I have a Mac PowerBook G3, and I want to remove everything but the OS (9.2.2 I think).  Is there anyway to do this and leave the OS in tact since I have no install disks for it as a friend gave it to me.


----------



## dark2099 (Jun 16, 2008)

Bump.


----------



## dark2099 (Jun 18, 2008)

Bump.


----------



## francis511 (Jun 18, 2008)

Waddaya mean when you say remove everything ?


----------



## Wile E (Jun 18, 2008)

francis511 said:


> Waddaya mean when you say remove everything ?



Probably user accounts and things like that.

Sorry you're having a tough time finding the info you need, dark. Not too many people around here that are well versed in OS9 I'm willing to bet.

Why not try to "acquire" an OS9 install disk?


----------



## crypto7 (Jun 21, 2008)

Wow this takes me back. I've used a Mac since 1988-ish (System 6.0.3 is the first I remember). Post an image of the root of the volume w/ all the folder icons if you can, because to be honest, I have not fired up my PowerBook 1400c in a very, very long time (currently using Mac Pro w/ 10.5.3 and WinXP).

At the root of the volume, there are a few folders that have icons superimposed on them... those are the OS-installed directories. I know System Folder and Applications are 2 of them. And if I'm not mistaken, I think it should have 9.2.1 unless you're using OS X (9.2.2 was the final OS 9 update, but it was only for "Classic" mode in OS X and won't install on non- OS X capable machines). BUT it might install as the "regular OS" as long as the machine is OS X capable, and I'm pretty sure the PB G3 is, as long as it's not the bronze keyboard model...? (The first PB G3). But I am not sure from your description and I went straight from PB1400 to PowerMac G4 (AGP graphics).

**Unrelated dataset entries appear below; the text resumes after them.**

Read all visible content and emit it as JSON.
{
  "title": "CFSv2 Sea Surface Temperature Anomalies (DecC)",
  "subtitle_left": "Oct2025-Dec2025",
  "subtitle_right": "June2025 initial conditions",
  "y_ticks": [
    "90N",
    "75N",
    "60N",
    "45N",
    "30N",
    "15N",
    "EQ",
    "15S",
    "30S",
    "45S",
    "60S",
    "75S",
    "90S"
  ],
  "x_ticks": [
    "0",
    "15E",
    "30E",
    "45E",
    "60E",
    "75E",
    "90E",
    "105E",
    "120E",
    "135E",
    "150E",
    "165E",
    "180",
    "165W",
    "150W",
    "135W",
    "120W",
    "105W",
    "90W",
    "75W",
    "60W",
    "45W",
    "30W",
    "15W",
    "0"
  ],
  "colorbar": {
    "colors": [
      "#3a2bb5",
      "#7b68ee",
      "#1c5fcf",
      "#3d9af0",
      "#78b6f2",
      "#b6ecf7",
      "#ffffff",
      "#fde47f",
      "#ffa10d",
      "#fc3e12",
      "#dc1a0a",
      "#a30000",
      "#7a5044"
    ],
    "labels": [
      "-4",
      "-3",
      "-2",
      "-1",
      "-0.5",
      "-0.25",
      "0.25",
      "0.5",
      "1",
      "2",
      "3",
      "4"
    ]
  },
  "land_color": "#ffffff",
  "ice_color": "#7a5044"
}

Heck, I still have the OS 9 (or maybe 9.1) install disc... mail me at crypto.7@gmail.com and I'll make an .iso or .dmg for you and put it somewhere for you to download. Then once installed you can update it w/ Software Update. Probably easier that way  

Now I need help    Does anyone know if you can flash an *APPLE OEM* ATI X1900 with a Windows ROM? I mean, offhand... or point me to the approp. forum. I have not been in here long enough to know where to even post the question, but what's weird is the ROM is reported as revision 113-A52027-202 (by Mac OS X), but WinXP and Vista report it as 113-A52027-107. WTF? I want to flash the ROM so it works in... well, ANY version of Windows, to play CoD4. Because I'm an addict. Thx in advance.


----------



## dark2099 (Jun 21, 2008)

I have the disk somewhere I think, but really too lazy to look.

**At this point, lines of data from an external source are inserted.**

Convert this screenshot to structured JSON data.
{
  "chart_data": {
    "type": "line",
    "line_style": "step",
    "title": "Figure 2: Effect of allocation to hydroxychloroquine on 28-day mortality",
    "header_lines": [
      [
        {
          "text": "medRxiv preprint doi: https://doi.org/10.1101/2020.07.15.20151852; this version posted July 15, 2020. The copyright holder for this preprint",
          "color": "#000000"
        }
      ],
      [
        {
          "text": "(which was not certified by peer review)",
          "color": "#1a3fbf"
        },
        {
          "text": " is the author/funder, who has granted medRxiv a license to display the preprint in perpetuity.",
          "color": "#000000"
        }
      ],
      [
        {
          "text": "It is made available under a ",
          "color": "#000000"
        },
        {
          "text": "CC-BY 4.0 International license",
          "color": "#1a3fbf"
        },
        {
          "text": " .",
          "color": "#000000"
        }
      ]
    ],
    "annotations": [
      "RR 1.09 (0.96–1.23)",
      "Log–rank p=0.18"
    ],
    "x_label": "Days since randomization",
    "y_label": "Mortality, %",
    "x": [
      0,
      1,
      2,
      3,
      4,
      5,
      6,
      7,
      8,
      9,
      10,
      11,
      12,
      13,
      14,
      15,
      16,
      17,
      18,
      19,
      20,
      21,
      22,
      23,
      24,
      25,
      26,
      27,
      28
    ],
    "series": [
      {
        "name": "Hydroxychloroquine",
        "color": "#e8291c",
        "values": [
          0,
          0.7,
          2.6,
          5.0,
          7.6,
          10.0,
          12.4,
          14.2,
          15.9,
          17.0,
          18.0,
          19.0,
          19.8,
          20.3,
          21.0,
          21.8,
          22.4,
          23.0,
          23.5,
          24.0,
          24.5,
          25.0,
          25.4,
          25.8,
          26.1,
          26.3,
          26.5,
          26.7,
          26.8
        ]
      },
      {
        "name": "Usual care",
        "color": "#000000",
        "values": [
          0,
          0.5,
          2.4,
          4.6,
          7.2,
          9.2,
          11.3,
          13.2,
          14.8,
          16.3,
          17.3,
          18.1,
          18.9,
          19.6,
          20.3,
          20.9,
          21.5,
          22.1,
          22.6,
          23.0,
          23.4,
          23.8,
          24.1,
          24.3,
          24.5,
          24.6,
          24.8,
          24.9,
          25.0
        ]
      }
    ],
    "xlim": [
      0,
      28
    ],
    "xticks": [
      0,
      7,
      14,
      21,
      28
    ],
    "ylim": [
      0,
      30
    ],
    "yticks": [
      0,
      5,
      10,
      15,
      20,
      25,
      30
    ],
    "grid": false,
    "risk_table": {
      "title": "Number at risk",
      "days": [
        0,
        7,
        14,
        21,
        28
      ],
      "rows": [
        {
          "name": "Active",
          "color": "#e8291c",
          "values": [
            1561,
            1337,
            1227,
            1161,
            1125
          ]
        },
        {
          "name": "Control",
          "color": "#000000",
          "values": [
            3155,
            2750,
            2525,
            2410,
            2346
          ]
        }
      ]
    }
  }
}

Edit: found a cd, gonna see what it does.


----------



## Dippyskoodlez (Jul 19, 2008)

dark2099 said:


> I have the disk somewhere I think, but really too lazy to look.
> 
> Edit: found a cd, gonna see what it does.

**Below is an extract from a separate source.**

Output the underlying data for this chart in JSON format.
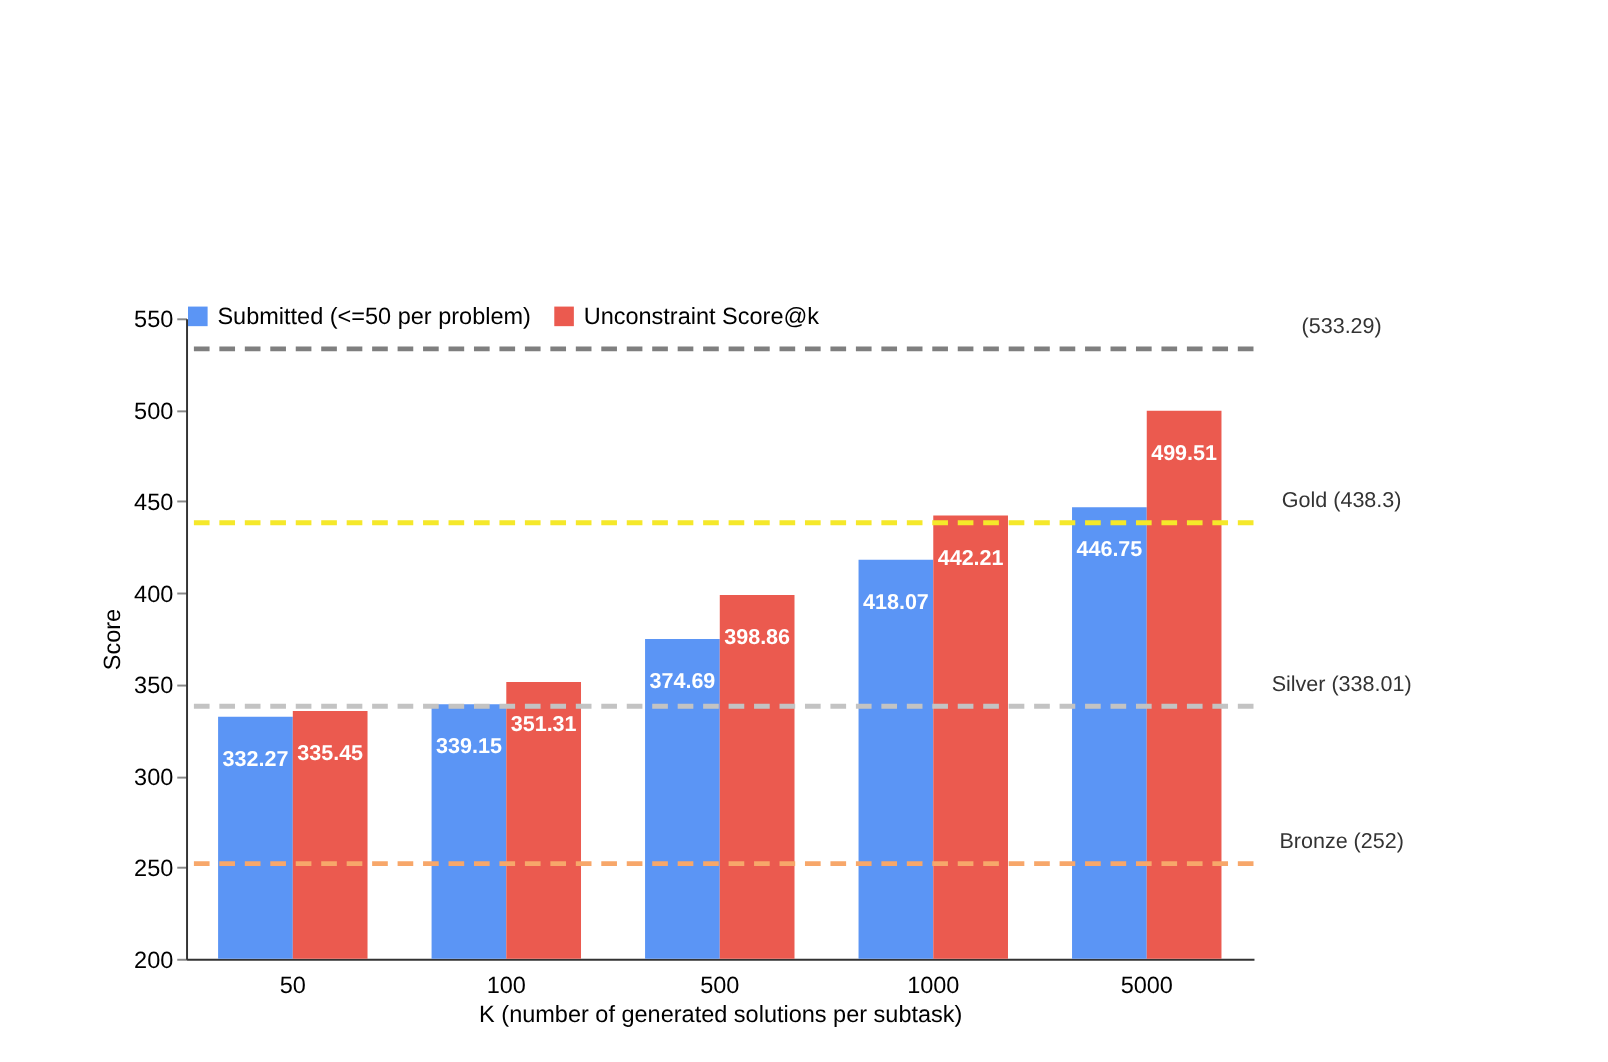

with the cd in, just hold down C when booting (pretty sure it was still C back then lol) and it should boot to teh CD, and form there you can do a clean install.


----------



## hat (Jul 21, 2008)

dark2099 said:


> I have a Mac PowerBook G3, and I want to remove everything but the OS (9.2.2 I think).  Is there anyway to do this and leave the OS in tact since I have no install disks for it as a friend gave it to me.



cleaning it?

Step 1: buy about a half gallon of gasoline.

Step 2: douse laptop in gasoline.

Step 3: toss a burning match onto laptop.

Step 4: watch the fire clense your laptop.


----------